When my teenaged sons were three and six years old, they got into the best argument EVER! Second only to the huge weekly warfare over whether or not The Incredible Hulk is truly a superhero.
We did not have a television in our home (we still don't--I know, it's a crazy thing) and hadn't for over a year.
One morning, the three-year-old lay on the living room floor and said to me, "Look Mommy, I'm watching TV."
Cute as bug on a rug, he was on his tummy, head held by hands on his chin, playful grin, staring at a box that did not exist in our house.
His brother ran over, stood in front of him and yelled, "I'm blocking your TV! Now you can't watch it."
Younger face crinkled in sadness and anger, screaming, "Get away from my TV! I'm watching that!"
"Ha ha! No you're not! And now I'm going to unplug your TV!"

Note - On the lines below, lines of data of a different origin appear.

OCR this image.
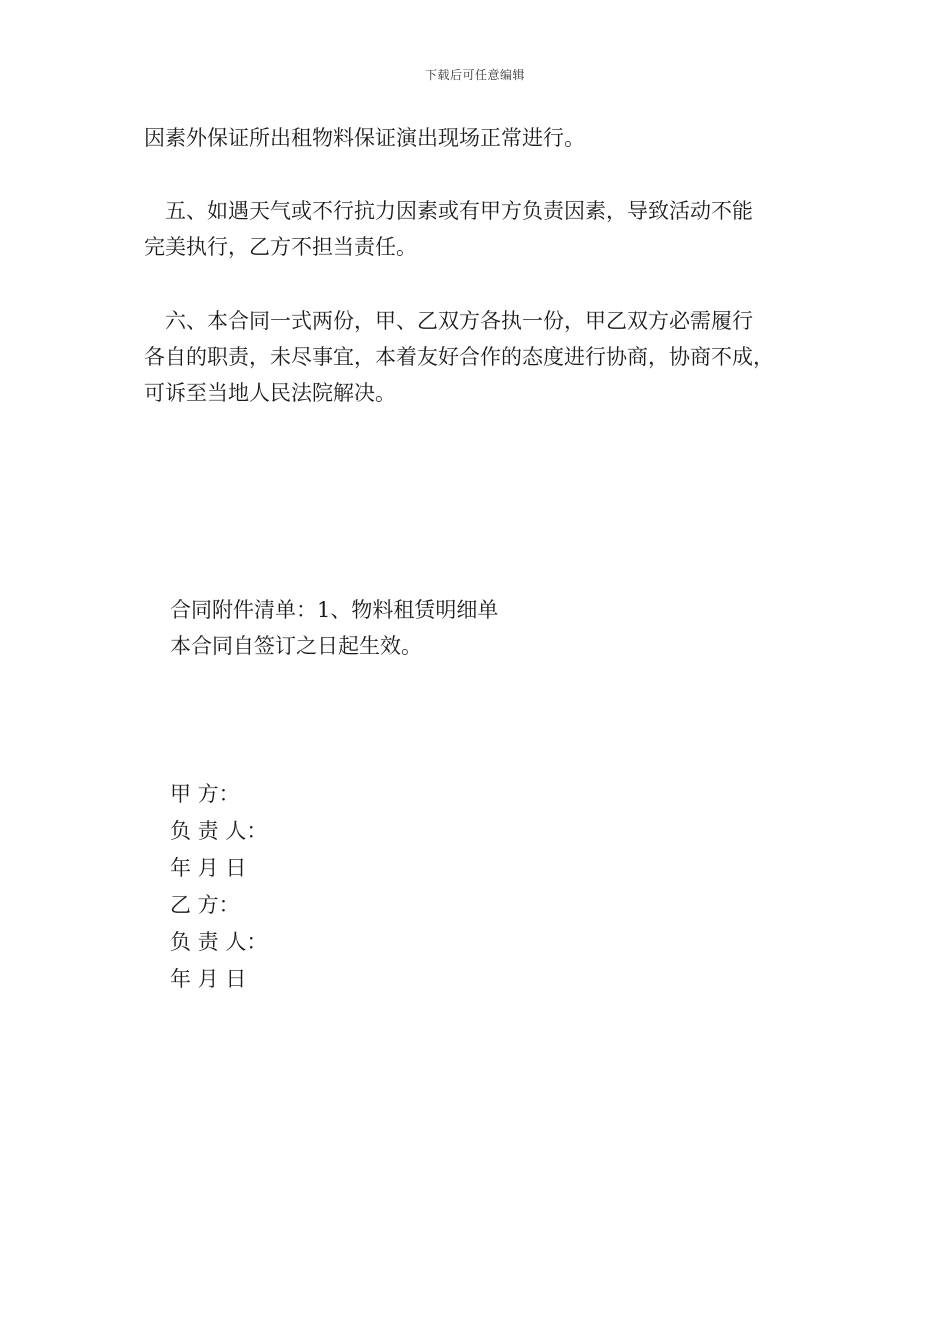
下载后可任意编辑
因素外保证所出租物料保证演出现场正常进行。
　五、如遇天气或不行抗力因素或有甲方负责因素，导致活动不能
完美执行，乙方不担当责任。
　六、本合同一式两份，甲、乙双方各执一份，甲乙双方必需履行
各自的职责，未尽事宜，本着友好合作的态度进行协商，协商不成，
可诉至当地人民法院解决。
合同附件清单：1、物料租赁明细单
本合同自签订之日起生效。
甲 方：
负 责 人：
年 月 日
乙 方：
负 责 人：
年 月 日
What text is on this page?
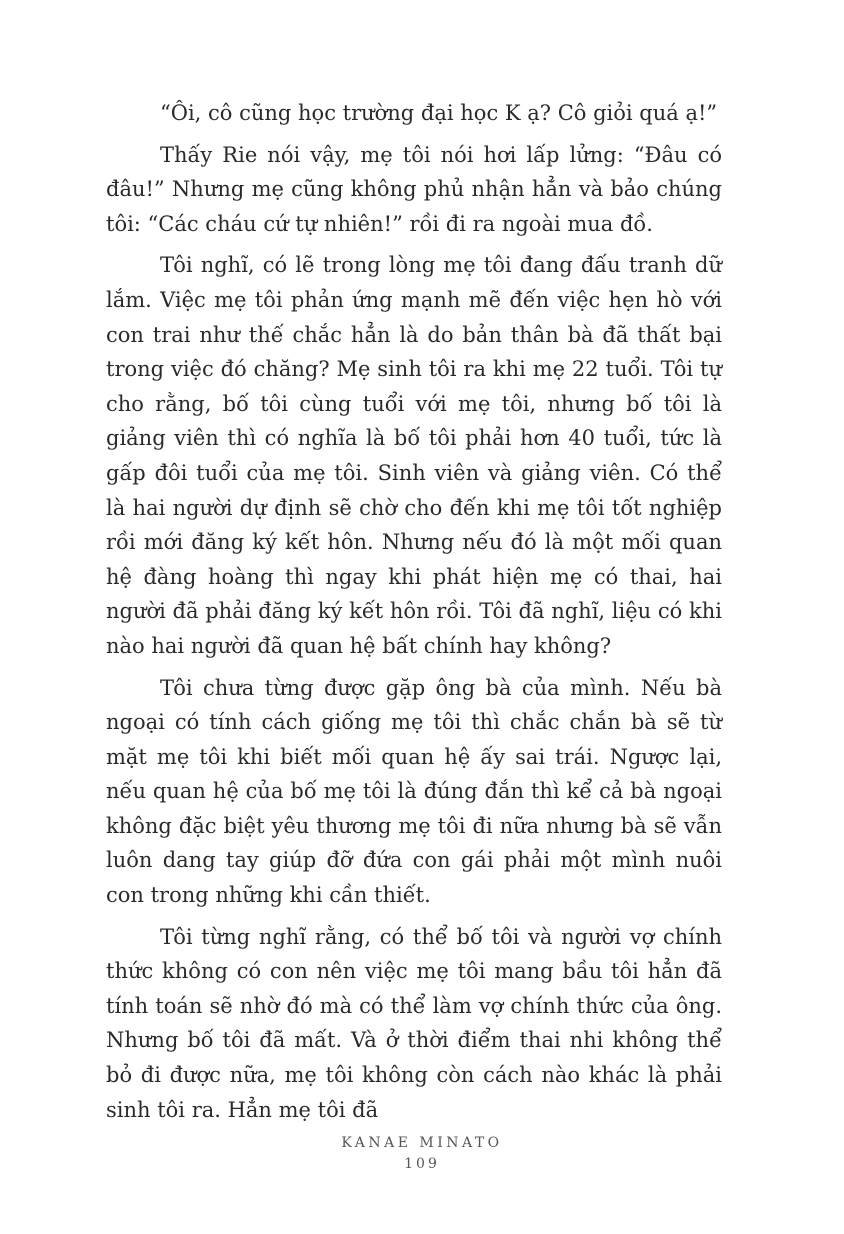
“Ôi, cô cũng học trường đại học K ạ? Cô giỏi quá ạ!”

Thấy Rie nói vậy, mẹ tôi nói hơi lấp lửng: “Đâu có đâu!” Nhưng mẹ cũng không phủ nhận hẳn và bảo chúng tôi: “Các cháu cứ tự nhiên!” rồi đi ra ngoài mua đồ.

Tôi nghĩ, có lẽ trong lòng mẹ tôi đang đấu tranh dữ lắm. Việc mẹ tôi phản ứng mạnh mẽ đến việc hẹn hò với con trai như thế chắc hẳn là do bản thân bà đã thất bại trong việc đó chăng? Mẹ sinh tôi ra khi mẹ 22 tuổi. Tôi tự cho rằng, bố tôi cùng tuổi với mẹ tôi, nhưng bố tôi là giảng viên thì có nghĩa là bố tôi phải hơn 40 tuổi, tức là gấp đôi tuổi của mẹ tôi. Sinh viên và giảng viên. Có thể là hai người dự định sẽ chờ cho đến khi mẹ tôi tốt nghiệp rồi mới đăng ký kết hôn. Nhưng nếu đó là một mối quan hệ đàng hoàng thì ngay khi phát hiện mẹ có thai, hai người đã phải đăng ký kết hôn rồi. Tôi đã nghĩ, liệu có khi nào hai người đã quan hệ bất chính hay không?

Tôi chưa từng được gặp ông bà của mình. Nếu bà ngoại có tính cách giống mẹ tôi thì chắc chắn bà sẽ từ mặt mẹ tôi khi biết mối quan hệ ấy sai trái. Ngược lại, nếu quan hệ của bố mẹ tôi là đúng đắn thì kể cả bà ngoại không đặc biệt yêu thương mẹ tôi đi nữa nhưng bà sẽ vẫn luôn dang tay giúp đỡ đứa con gái phải một mình nuôi con trong những khi cần thiết.

Tôi từng nghĩ rằng, có thể bố tôi và người vợ chính thức không có con nên việc mẹ tôi mang bầu tôi hẳn đã tính toán sẽ nhờ đó mà có thể làm vợ chính thức của ông. Nhưng bố tôi đã mất. Và ở thời điểm thai nhi không thể bỏ đi được nữa, mẹ tôi không còn cách nào khác là phải sinh tôi ra. Hẳn mẹ tôi đã

KANAE MINATO
109
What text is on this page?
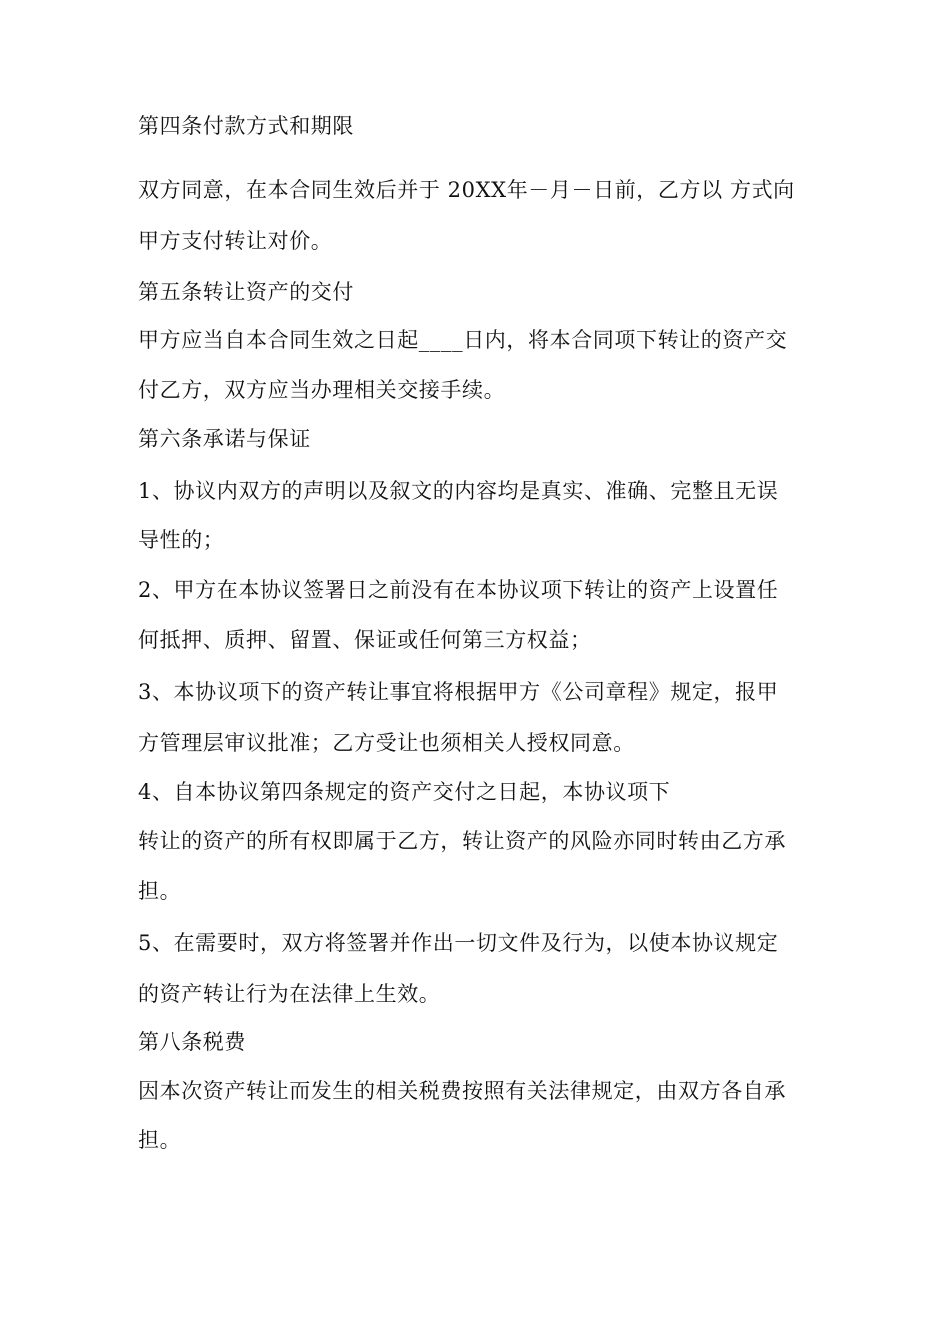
第四条付款方式和期限
双方同意，在本合同生效后并于 20XX年－月－日前，乙方以 方式向
甲方支付转让对价。
第五条转让资产的交付
甲方应当自本合同生效之日起____日内，将本合同项下转让的资产交
付乙方，双方应当办理相关交接手续。
第六条承诺与保证
1、协议内双方的声明以及叙文的内容均是真实、准确、完整且无误
导性的；
2、甲方在本协议签署日之前没有在本协议项下转让的资产上设置任
何抵押、质押、留置、保证或任何第三方权益；
3、本协议项下的资产转让事宜将根据甲方《公司章程》规定，报甲
方管理层审议批准；乙方受让也须相关人授权同意。
4、自本协议第四条规定的资产交付之日起，本协议项下
转让的资产的所有权即属于乙方，转让资产的风险亦同时转由乙方承
担。
5、在需要时，双方将签署并作出一切文件及行为，以使本协议规定
的资产转让行为在法律上生效。
第八条税费
因本次资产转让而发生的相关税费按照有关法律规定，由双方各自承
担。
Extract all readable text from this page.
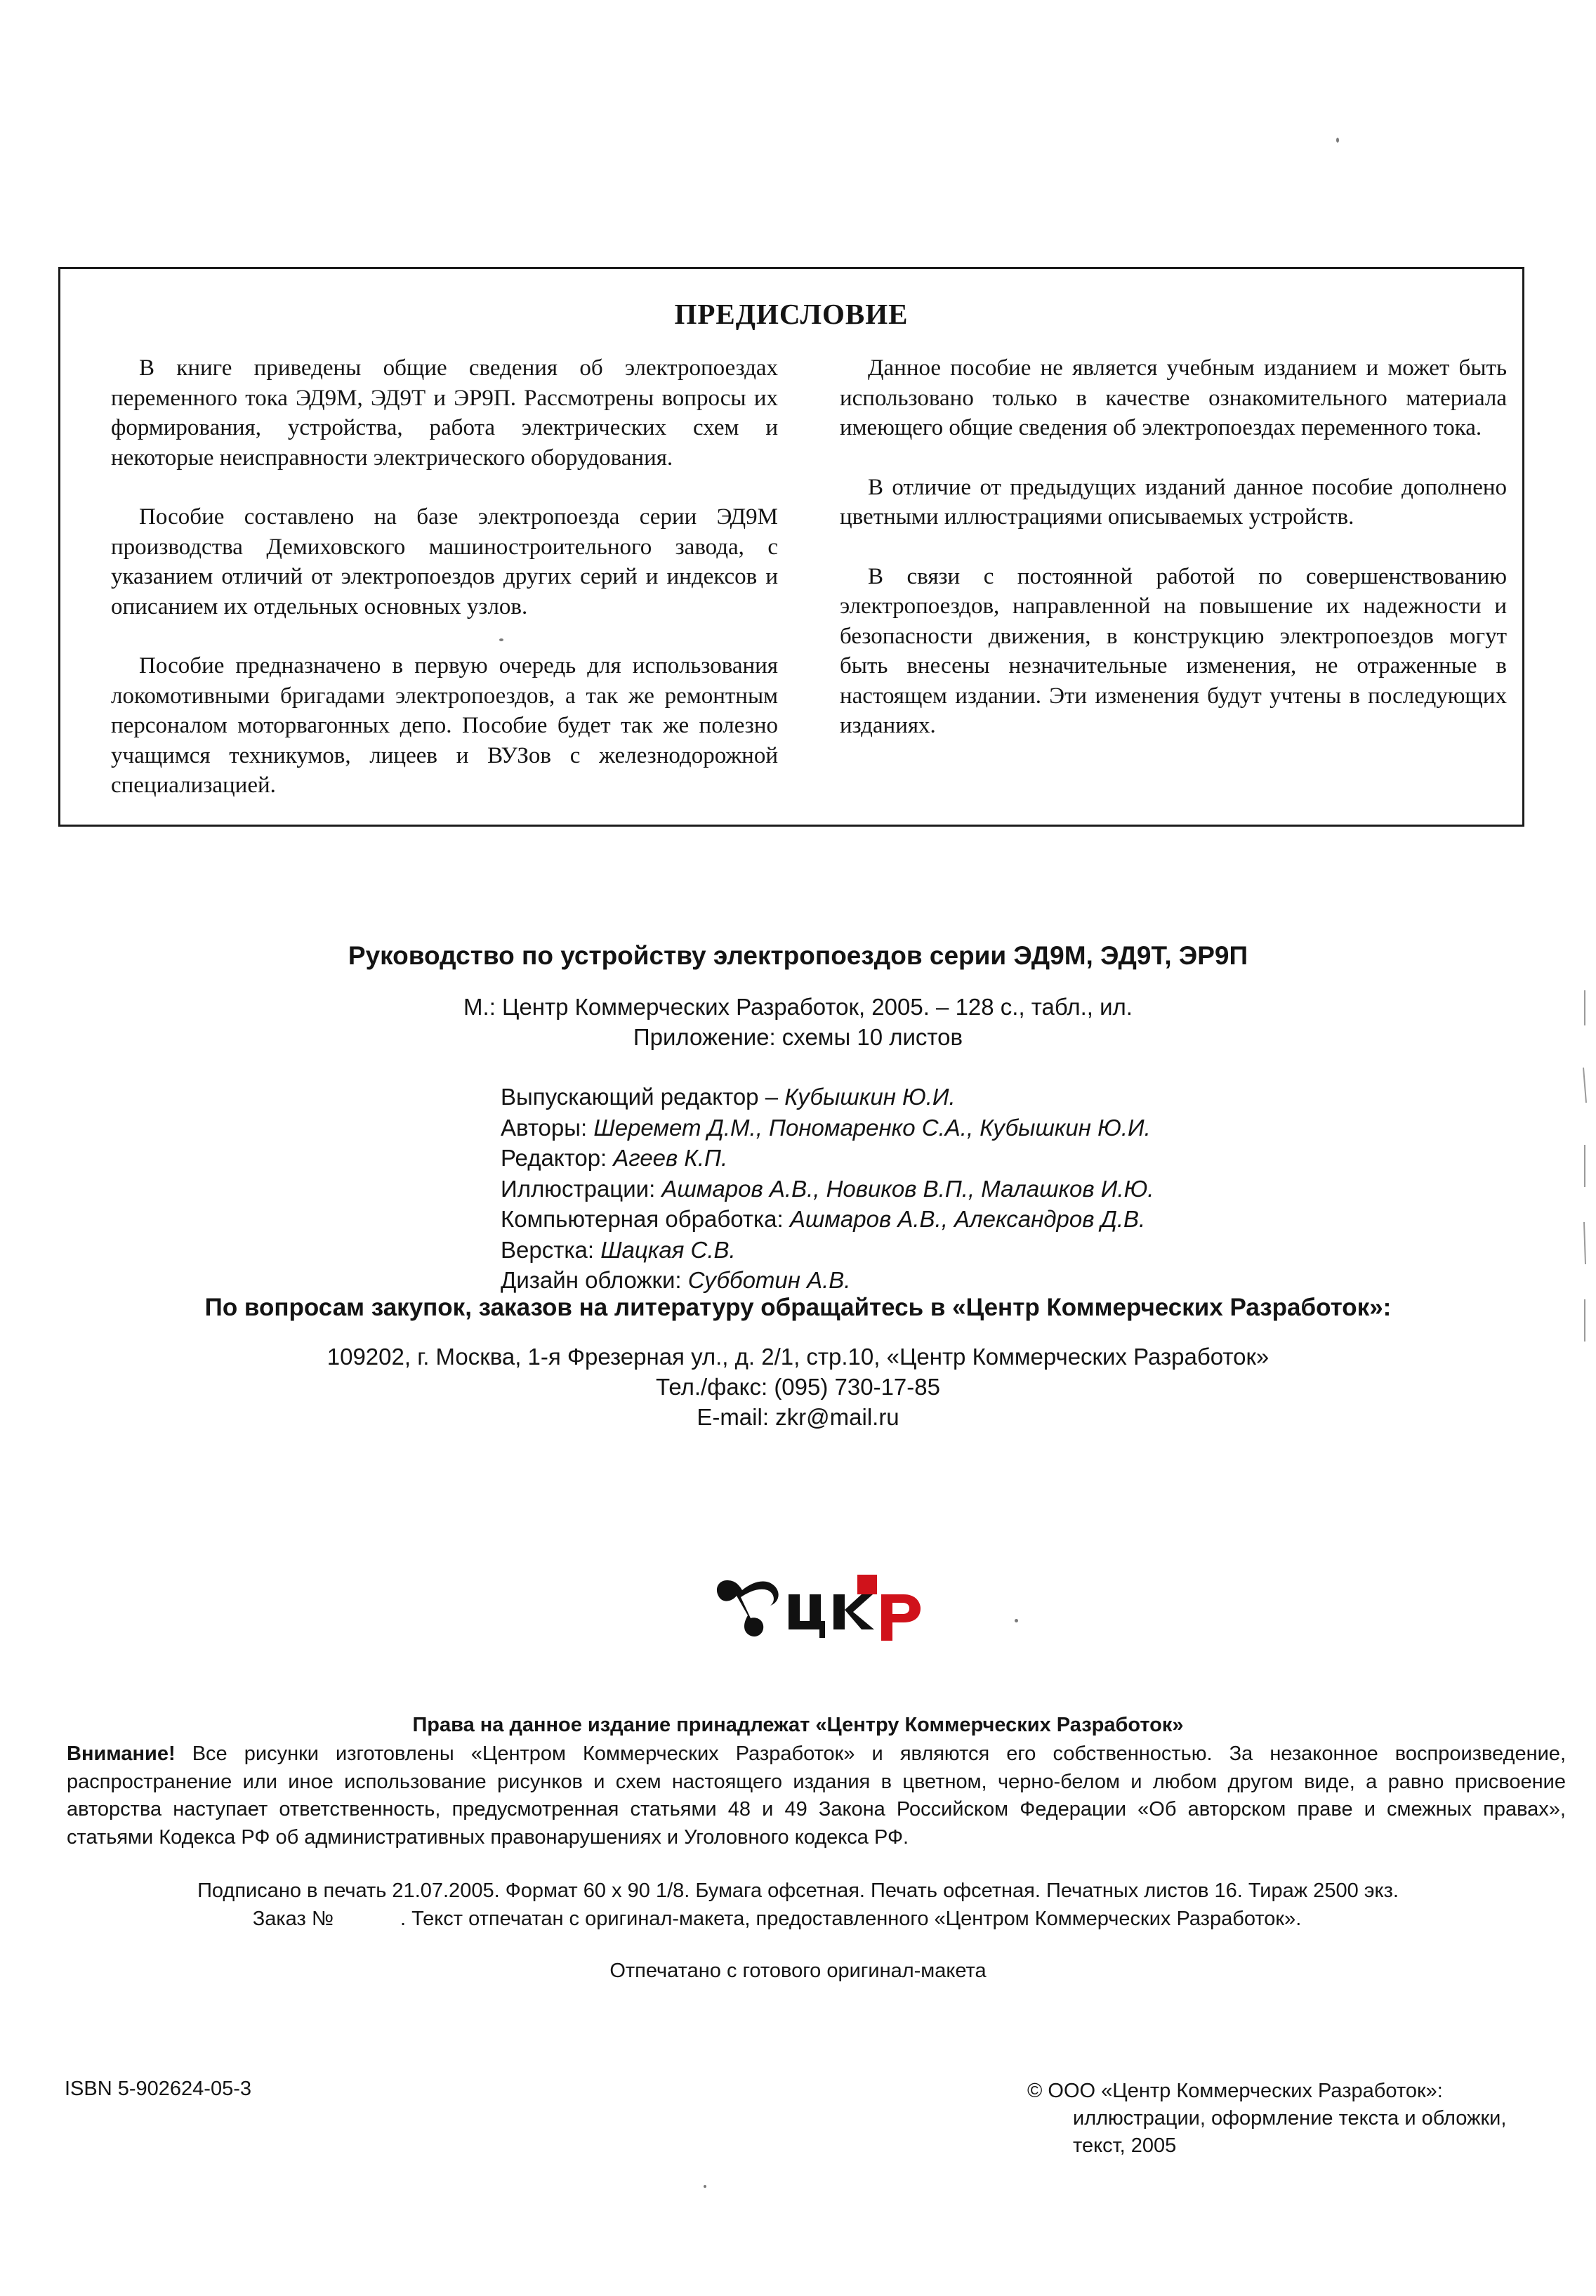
ПРЕДИСЛОВИЕ

В книге приведены общие сведения об электропоездах переменного тока ЭД9М, ЭД9Т и ЭР9П. Рассмотрены вопросы их формирования, устройства, работа электрических схем и некоторые неисправности электрического оборудования.

Пособие составлено на базе электропоезда серии ЭД9М производства Демиховского машиностроительного завода, с указанием отличий от электропоездов других серий и индексов и описанием их отдельных основных узлов.

Пособие предназначено в первую очередь для использования локомотивными бригадами электропоездов, а так же ремонтным персоналом моторвагонных депо. Пособие будет так же полезно учащимся техникумов, лицеев и ВУЗов с железнодорожной специализацией.

Данное пособие не является учебным изданием и может быть использовано только в качестве ознакомительного материала имеющего общие сведения об электропоездах переменного тока.

В отличие от предыдущих изданий данное пособие дополнено цветными иллюстрациями описываемых устройств.

В связи с постоянной работой по совершенствованию электропоездов, направленной на повышение их надежности и безопасности движения, в конструкцию электропоездов могут быть внесены незначительные изменения, не отраженные в настоящем издании. Эти изменения будут учтены в последующих изданиях.

Руководство по устройству электропоездов серии ЭД9М, ЭД9Т, ЭР9П
М.: Центр Коммерческих Разработок, 2005. – 128 с., табл., ил.
Приложение: схемы 10 листов
Выпускающий редактор – Кубышкин Ю.И.
Авторы: Шеремет Д.М., Пономаренко С.А., Кубышкин Ю.И.
Редактор: Агеев К.П.
Иллюстрации: Ашмаров А.В., Новиков В.П., Малашков И.Ю.
Компьютерная обработка: Ашмаров А.В., Александров Д.В.
Верстка: Шацкая С.В.
Дизайн обложки: Субботин А.В.
По вопросам закупок, заказов на литературу обращайтесь в «Центр Коммерческих Разработок»:
109202, г. Москва, 1-я Фрезерная ул., д. 2/1, стр.10, «Центр Коммерческих Разработок»
Тел./факс: (095) 730-17-85
E-mail: zkr@mail.ru
Права на данное издание принадлежат «Центру Коммерческих Разработок»
Внимание! Все рисунки изготовлены «Центром Коммерческих Разработок» и являются его собственностью. За незаконное воспроизведение, распространение или иное использование рисунков и схем настоящего издания в цветном, черно-белом и любом другом виде, а равно присвоение авторства наступает ответственность, предусмотренная статьями 48 и 49 Закона Российском Федерации «Об авторском праве и смежных правах», статьями Кодекса РФ об административных правонарушениях и Уголовного кодекса РФ.
Подписано в печать 21.07.2005. Формат 60 x 90 1/8. Бумага офсетная. Печать офсетная. Печатных листов 16. Тираж 2500 экз.
Заказ №	. Текст отпечатан с оригинал-макета, предоставленного «Центром Коммерческих Разработок».
Отпечатано с готового оригинал-макета
ISBN 5-902624-05-3	© ООО «Центр Коммерческих Разработок»:
иллюстрации, оформление текста и обложки,
текст, 2005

"NOOO!!! Don't unplug my TV!"
First-born reached over to imaginary cord, and slowly, deliberately unplugged it.
"I've unplugged your TV!"
Okay, now, how, as a parent, do I get after someone for unplugging a non-existent electrical device? Especially when I am caught between laughter, and awe at the intensity of a fight over nothingness.
Parenting is a Universe unto itself. I had never in my wildest dreams imagined that one day I would have to make the needful rule that putting a cardboard box on your head and running around the house is not allowed. Who would have thought that needed to become an actual rule? On numerous occasions, this practice broke furniture, glassware and gave some nasty head bumps.
The TV fight only occurred once, though, so a rule was never needed. I guess the intensity of blocking even a pretend TV view was just too much for either of them to endure more than once.